The GBPJPY currency pair declined after the release of UK inflation data. In June, the market was closely watching for signs of cooling inflation, as the previous month’s increase had led the Bank of England (BoE) to raise interest rates by 50 bps. Although headline and core inflation came in below expectations last week, they still remain at elevated levels, which increases the likelihood of the BoE continuing its hiking policy, thereby bolstering the currency pair.
Additionally, Retail Sales in the UK showed a year-on-year increase, surpassing expectations, going from -2.3% to -1% instead of the anticipated -1.5%. However, the S&P Global PMIs for the UK, set to be released today, may limit the currency pair’s gains as both the Manufacturing and Services PMIs are expected to decline. The Manufacturing PMI is predicted to slow from 46.5 to 46.1, while the Services PMI is expected to drop from 53.7 to 53.
The GBPJPY currency pair found its footing at the 179.801 major support, marking this level as a pivot point for upward momentum.

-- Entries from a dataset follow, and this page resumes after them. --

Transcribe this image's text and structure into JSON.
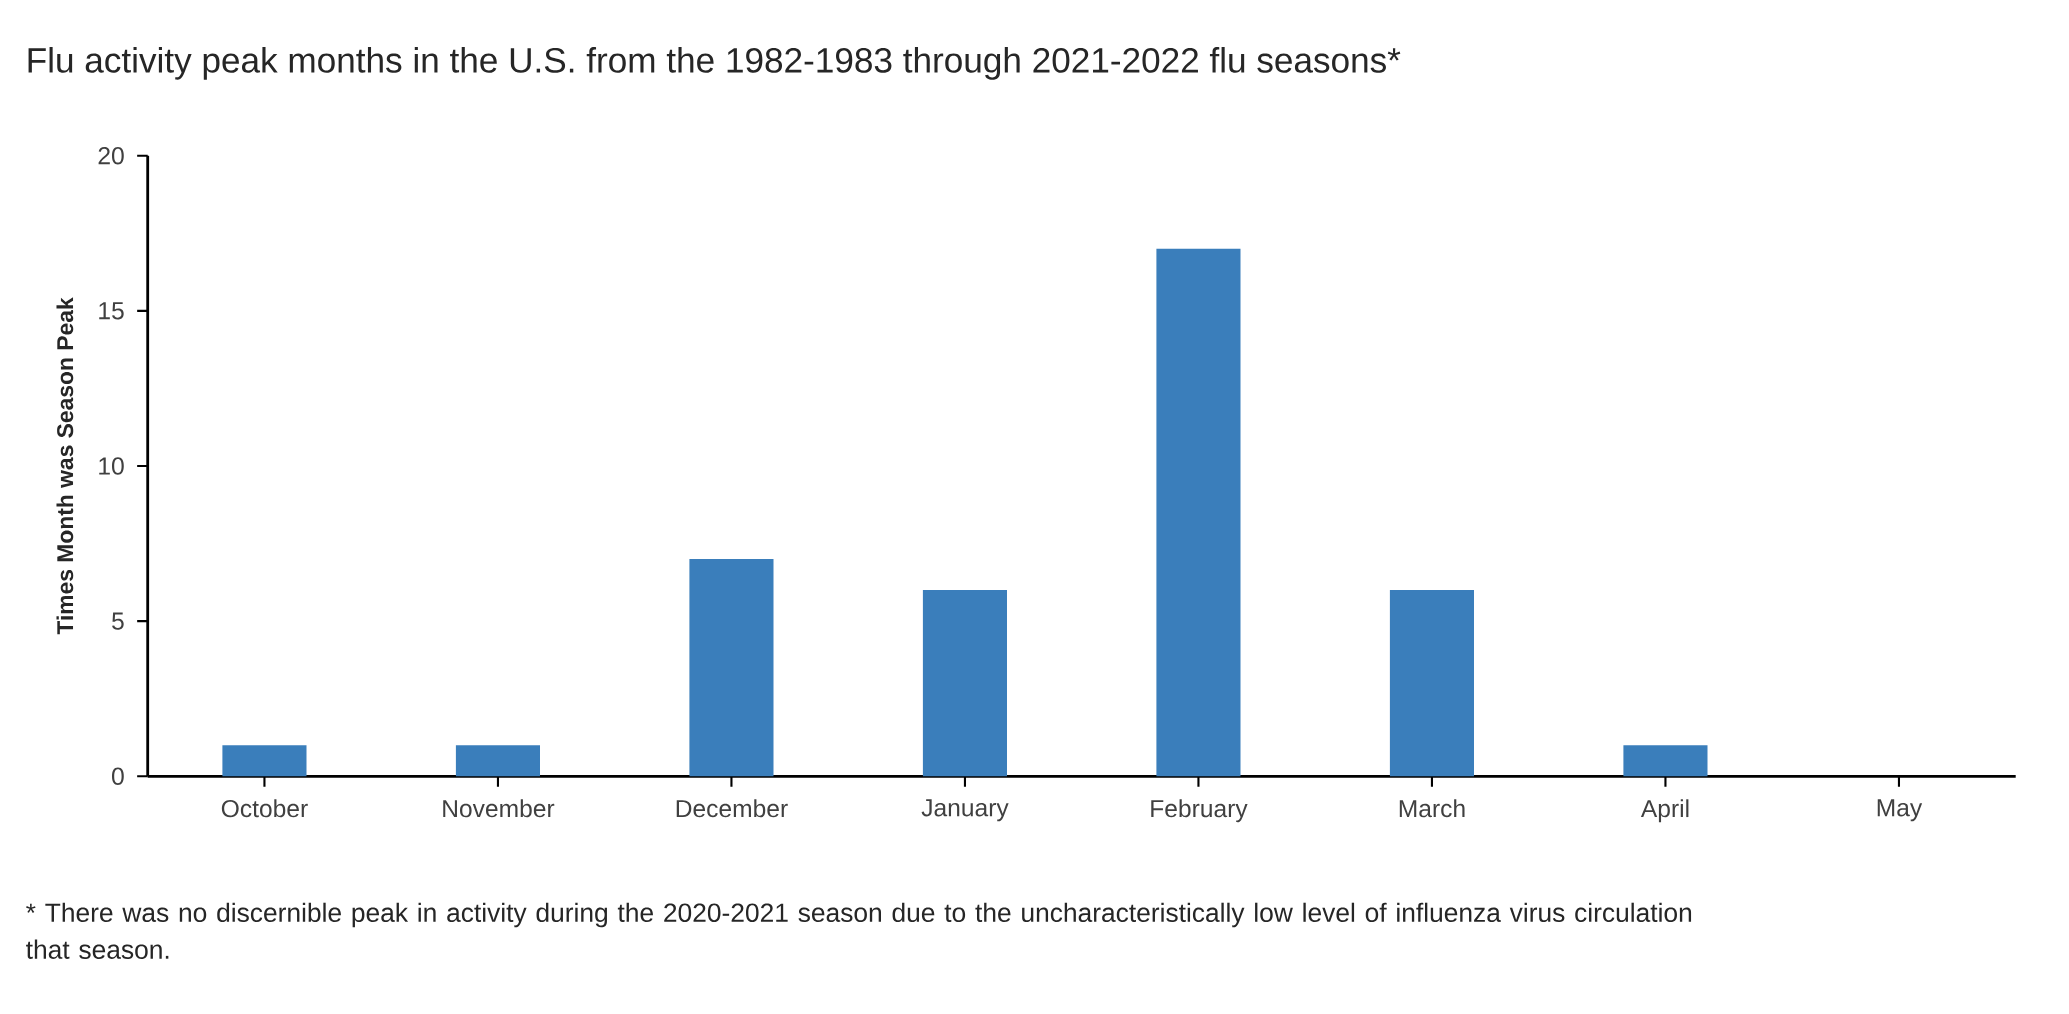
{
  "chart_data": {
    "type": "bar",
    "title": "Flu activity peak months in the U.S. from the 1982-1983 through 2021-2022 flu seasons*",
    "ylabel": "Times Month was Season Peak",
    "categories": [
      "October",
      "November",
      "December",
      "January",
      "February",
      "March",
      "April",
      "May"
    ],
    "values": [
      1,
      1,
      7,
      6,
      17,
      6,
      1,
      0
    ],
    "color": "#3a7ebb",
    "ylim": [
      0,
      20
    ],
    "yticks": [
      0,
      5,
      10,
      15,
      20
    ],
    "annotations": [
      "* There was no discernible peak in activity during the 2020-2021 season due to the uncharacteristically low level of influenza virus circulation that season."
    ]
  }
}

A 1.1% rise in the price level saw the currency pair surge above the 50-day moving average and establish resistance at 182.471. If the leg up is sustained, the 182.471 resistance may be retested, which may mark the 183.798 major resistance as a pivot point for upward momentum.
However, weakening demand could encourage a drawback towards the 23.60% Fibonacci Retracement, which may promote the price level to retest the 181.451 support at the 38.20% Fibonacci Retracement, thereby continuing the downward momentum towards the 179.786 major support.
The GBPJPY currency pair surged after finding its feet at the 179.786 major support, establishing resistance at 182.471. If the upward momentum is sustained, this resistance level could be significant in furthering an upward trend; however, unfavourable PMI data could encourage a pullback towards the 179.786 major support.